Hippie Hippie shake

Tiassa

Let us not launch the boat ...
Valued Senior Member
Groovy, I'll take strawberry. 6.2-7.0 ... final number undetermined, but the shaking ground has trashed one of our cooler clubs (which reminds me of a Robin Williams joke about earthquakes and condos).

Unfortunately (or fortunately) I have no real thoughts to reflect on yet, but I noticed a couple of vague things about fear today. Apparently, I deny it, for starters.

What else is odd about the earthquake is that families started calling in to the building to find out if everyone is ok before any of us had a chance to regroup and start calling out. This includes a friend of mine's mother in West Virginia; thank heavens, I suppose, for CNN ;)

Anyway, I'm rambling because I feel like it. The three feet of horizontal sway in the building was cool, too, but after listening to people freak out for the last little while, I felt the need to babble some.

thanx,
Tiassa :cool:
 
The quake rattled out some random thoughts. The damage doesn't look too bad...

It's big news in Portland. I don't know why. I didn't feel it. It's big news, however.
 
Holy crap. We felt it up here in Vancouver. I thought it was just a local tremor. I guess I should actually read the news once in a while.
 
YAY!! I have revived this thread from the netherworld of page 372!
 
Nuttyfish said:
YAY!! I have revived this thread from the netherworld of page 372!
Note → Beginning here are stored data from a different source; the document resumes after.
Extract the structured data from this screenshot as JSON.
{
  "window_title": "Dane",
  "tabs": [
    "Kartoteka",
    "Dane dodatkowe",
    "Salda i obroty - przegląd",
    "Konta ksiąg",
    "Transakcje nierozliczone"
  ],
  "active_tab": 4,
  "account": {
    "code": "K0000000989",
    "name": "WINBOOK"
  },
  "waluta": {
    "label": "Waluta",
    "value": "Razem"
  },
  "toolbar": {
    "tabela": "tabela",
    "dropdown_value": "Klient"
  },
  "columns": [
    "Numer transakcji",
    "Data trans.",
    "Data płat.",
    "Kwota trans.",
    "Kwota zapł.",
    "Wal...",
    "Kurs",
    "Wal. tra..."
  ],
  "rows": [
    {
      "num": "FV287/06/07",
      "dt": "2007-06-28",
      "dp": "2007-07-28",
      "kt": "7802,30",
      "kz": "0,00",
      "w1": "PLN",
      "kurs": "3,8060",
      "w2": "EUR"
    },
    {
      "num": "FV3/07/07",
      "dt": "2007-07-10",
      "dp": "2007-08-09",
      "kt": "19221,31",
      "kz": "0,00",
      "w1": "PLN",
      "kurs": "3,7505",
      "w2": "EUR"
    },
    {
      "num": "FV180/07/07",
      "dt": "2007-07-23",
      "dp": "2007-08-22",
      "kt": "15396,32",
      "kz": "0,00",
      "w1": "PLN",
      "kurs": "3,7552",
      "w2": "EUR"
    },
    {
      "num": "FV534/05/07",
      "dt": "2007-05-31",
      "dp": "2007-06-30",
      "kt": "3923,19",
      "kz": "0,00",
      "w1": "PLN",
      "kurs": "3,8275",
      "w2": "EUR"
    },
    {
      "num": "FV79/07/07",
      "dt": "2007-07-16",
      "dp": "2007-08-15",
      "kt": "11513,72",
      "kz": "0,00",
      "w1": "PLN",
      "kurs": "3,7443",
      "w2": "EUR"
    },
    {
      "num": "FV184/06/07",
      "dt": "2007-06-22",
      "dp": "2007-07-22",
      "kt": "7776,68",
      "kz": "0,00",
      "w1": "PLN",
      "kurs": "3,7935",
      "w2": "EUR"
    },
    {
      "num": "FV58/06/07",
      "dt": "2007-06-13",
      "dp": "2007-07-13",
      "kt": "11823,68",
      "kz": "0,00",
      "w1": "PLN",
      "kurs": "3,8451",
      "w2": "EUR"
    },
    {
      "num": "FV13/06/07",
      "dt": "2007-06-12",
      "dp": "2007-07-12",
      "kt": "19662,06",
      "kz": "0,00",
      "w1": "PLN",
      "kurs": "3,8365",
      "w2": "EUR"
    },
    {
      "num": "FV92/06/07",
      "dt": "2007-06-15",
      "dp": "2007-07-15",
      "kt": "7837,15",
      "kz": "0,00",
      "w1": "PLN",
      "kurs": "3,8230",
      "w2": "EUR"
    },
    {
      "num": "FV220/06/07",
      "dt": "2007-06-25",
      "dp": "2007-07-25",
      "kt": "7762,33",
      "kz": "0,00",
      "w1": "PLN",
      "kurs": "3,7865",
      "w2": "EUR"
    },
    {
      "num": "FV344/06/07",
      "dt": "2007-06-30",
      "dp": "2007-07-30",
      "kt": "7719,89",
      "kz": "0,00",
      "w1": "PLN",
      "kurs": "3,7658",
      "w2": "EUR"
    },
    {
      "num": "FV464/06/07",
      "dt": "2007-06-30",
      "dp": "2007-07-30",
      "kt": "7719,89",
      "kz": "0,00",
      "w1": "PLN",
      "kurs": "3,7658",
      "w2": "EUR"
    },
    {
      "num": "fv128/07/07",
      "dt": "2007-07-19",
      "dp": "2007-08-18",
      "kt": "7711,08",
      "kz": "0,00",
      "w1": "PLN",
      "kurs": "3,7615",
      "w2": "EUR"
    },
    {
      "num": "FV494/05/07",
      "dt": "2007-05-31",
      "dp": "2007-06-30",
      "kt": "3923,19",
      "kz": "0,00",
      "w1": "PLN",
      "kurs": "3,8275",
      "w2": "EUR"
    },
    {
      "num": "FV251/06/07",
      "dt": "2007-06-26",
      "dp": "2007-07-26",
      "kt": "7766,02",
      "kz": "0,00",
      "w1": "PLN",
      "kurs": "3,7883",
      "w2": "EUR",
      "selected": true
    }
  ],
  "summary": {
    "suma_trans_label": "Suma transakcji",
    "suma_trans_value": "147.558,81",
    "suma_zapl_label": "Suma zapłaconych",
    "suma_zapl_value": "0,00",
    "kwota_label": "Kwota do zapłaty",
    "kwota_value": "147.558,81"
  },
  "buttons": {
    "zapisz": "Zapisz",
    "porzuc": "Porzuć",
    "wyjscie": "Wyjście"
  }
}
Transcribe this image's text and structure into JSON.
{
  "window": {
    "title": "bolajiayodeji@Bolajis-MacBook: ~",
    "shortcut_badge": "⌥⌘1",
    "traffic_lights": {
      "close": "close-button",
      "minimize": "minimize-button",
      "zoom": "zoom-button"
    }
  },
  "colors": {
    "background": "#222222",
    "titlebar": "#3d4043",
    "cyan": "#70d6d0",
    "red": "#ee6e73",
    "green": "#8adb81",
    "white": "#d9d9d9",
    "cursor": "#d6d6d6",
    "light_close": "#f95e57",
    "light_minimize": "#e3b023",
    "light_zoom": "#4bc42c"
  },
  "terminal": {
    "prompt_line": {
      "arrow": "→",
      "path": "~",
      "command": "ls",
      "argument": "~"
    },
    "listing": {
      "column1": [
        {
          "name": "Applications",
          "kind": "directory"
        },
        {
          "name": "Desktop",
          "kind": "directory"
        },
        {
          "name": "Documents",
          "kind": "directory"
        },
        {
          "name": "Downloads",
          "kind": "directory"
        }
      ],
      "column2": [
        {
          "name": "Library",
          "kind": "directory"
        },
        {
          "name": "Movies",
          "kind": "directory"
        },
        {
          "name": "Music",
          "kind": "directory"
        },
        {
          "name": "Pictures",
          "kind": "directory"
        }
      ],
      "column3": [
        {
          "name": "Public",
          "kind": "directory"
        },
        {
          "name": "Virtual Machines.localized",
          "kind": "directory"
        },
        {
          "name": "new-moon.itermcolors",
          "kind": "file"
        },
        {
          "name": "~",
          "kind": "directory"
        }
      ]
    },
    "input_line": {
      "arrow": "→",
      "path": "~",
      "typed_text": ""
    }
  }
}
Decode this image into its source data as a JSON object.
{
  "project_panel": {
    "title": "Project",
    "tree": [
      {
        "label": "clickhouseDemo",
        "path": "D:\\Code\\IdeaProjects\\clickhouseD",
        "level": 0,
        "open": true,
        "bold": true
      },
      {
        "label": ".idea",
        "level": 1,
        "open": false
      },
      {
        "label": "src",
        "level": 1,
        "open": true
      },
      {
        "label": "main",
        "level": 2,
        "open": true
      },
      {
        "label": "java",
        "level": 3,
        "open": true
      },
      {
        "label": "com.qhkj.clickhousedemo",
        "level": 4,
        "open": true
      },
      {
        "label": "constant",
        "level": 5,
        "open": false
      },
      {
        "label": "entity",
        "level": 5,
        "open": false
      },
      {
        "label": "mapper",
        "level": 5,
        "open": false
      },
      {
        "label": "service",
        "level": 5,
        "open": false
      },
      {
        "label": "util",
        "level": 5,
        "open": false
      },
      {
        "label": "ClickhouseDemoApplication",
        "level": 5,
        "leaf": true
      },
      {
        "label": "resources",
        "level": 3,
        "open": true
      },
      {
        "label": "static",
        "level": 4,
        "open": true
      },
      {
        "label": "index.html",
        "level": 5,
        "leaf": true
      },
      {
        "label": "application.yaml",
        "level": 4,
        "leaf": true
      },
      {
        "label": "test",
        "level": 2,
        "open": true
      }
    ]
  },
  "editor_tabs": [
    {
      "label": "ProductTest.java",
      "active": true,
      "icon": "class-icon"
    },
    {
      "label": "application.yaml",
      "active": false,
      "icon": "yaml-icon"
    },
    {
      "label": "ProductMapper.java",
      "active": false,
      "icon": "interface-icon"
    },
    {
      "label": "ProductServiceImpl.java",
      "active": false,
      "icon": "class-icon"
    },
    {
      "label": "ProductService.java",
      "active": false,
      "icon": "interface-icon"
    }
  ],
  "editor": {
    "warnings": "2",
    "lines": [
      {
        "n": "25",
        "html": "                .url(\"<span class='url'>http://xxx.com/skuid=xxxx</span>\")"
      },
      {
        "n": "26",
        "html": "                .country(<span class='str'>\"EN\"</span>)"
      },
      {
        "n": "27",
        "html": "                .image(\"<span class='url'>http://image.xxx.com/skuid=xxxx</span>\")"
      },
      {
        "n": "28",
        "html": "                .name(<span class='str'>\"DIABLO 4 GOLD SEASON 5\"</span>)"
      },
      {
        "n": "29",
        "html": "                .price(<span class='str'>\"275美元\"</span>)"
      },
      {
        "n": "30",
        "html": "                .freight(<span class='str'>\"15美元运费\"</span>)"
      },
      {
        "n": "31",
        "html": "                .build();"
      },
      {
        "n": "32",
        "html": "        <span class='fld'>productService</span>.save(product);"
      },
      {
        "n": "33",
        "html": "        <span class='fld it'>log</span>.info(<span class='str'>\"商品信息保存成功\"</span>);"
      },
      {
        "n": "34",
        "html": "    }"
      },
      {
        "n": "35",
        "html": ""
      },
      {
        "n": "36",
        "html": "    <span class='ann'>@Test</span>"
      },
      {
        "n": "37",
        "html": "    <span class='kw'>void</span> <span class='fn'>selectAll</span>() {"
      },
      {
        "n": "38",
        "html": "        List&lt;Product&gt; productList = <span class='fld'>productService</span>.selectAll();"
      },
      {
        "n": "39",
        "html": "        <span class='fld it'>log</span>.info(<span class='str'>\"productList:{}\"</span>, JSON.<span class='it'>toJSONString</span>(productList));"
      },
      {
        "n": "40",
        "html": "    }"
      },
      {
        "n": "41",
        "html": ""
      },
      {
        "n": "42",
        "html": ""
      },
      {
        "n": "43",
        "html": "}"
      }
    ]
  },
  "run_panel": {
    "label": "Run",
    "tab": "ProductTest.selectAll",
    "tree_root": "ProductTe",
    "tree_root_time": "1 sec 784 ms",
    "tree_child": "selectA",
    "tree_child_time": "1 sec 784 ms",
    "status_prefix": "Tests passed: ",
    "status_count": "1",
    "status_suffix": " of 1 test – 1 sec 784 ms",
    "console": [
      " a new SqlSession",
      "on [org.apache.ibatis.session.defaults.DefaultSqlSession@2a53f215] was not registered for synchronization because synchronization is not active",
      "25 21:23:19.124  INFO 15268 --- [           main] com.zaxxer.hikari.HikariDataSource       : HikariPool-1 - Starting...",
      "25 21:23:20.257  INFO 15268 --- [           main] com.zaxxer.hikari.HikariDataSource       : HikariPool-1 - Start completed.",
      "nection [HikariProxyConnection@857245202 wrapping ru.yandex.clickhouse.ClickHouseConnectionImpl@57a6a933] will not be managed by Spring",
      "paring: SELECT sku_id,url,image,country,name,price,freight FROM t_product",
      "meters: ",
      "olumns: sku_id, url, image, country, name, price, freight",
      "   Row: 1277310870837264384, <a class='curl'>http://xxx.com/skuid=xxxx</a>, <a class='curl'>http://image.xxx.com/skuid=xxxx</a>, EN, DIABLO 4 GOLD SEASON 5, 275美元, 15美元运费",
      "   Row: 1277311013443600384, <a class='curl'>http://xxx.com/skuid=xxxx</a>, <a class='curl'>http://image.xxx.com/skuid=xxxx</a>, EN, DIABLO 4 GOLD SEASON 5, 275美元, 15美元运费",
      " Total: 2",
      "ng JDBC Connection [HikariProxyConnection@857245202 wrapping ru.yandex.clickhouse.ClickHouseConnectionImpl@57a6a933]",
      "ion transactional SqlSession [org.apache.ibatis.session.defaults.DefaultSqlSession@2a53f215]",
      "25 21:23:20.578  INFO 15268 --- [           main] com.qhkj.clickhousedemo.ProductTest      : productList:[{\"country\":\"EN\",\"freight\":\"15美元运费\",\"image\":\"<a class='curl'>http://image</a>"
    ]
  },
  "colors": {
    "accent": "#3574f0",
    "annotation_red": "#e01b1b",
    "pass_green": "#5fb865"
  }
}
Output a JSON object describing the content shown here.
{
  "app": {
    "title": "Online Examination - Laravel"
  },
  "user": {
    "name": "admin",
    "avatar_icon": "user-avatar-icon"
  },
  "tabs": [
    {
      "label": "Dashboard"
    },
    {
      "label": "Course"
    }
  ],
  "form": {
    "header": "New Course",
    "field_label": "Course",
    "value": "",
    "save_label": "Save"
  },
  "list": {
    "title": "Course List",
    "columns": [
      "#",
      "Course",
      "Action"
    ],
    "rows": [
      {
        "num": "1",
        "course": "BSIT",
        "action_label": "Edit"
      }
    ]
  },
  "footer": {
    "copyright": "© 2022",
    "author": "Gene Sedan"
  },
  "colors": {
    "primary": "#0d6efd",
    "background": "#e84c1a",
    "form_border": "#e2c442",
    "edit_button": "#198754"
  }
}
WHY? Are you that bored with what's happening today that you have to revive something that far back?
 
What was this thread about anyway (sorry i cant be bothered to read about it)
 
I'll still take the West Coast over the East Coast every time. I've had the misfortune to be working in D.C. for two years while my wife is home in California, and this place really sucks.

They've spent the past month cowering in fear of about five hurricanes. Even way up here they have spawned tornadoes and flooding. "It never snows in Washington," everyone assures me of that. It's snowed during the last two years I was here, starting in bloody November and finishing in bloody April. The city is utterly paralyzed by snow because it doesn't have an infrastructure to deal with it. After living in the Southwest for most of my life, I thought our new home way up north in Humboldt County was pretty rainy. But the annual rainfall here in D.C. is double that at home, there aren't more than twenty days a year when you can safely go off to work without a raincoat. If you walk to work you're screwed because even when it rains it's still about 82 degrees and it's simply too hot to wear a raincoat. That's something to laugh about when you're on vacation in Hawaii, but it's a hell of a way to show up at the office.

Earthquakes come with no warning. You don't sit around for two days cowering in fear or evacuating your home. They hit, they last for ten or twenty seconds, and they're over. Half the time you haven't even figured it out, you think that a big heavy truck just drove down the street and made the building shake. I slept through the Sylmar Big One in 1971. During the Whittier Big One in 1987 (88?), I was driving my car and I thought I'd just hit a really big bump. Unless you have the rare bad luck to live in one of the handful of houses that gets hit, earthquakes do virtually no damage. Maybe a couple of glass bowls get knocked to the floor. (We collect teddy bears instead, they bounce.) Maybe your chimney got crunkled, so you get it reinforced (with generous government help) and it will never happen again. Once every decade or so a really bad earthquake hits and a few dozen people die. They've had four deadly hurricanes in two months! People as far north as Maryland have been killed by hurricane-spawned weather.

I'll take four earthquakes over one hurricane any year. And in fact the ratio is just the other way!

I'll even take that volcano a couple of hundred miles to the north! The rain will wash the soot away in a few days.
 
Fraggle Rocker said:
I'll even take that volcano a couple of hundred miles to the north!

Oh God! I'd be scared to death of that volcano! I'd be like, "Oh holy SHIT IT'S ERUPTING!!!!!".

But a couple hundred of miles away? I'm, like, 300 miles south of Mt. St. Helens. I'm not afraid of it.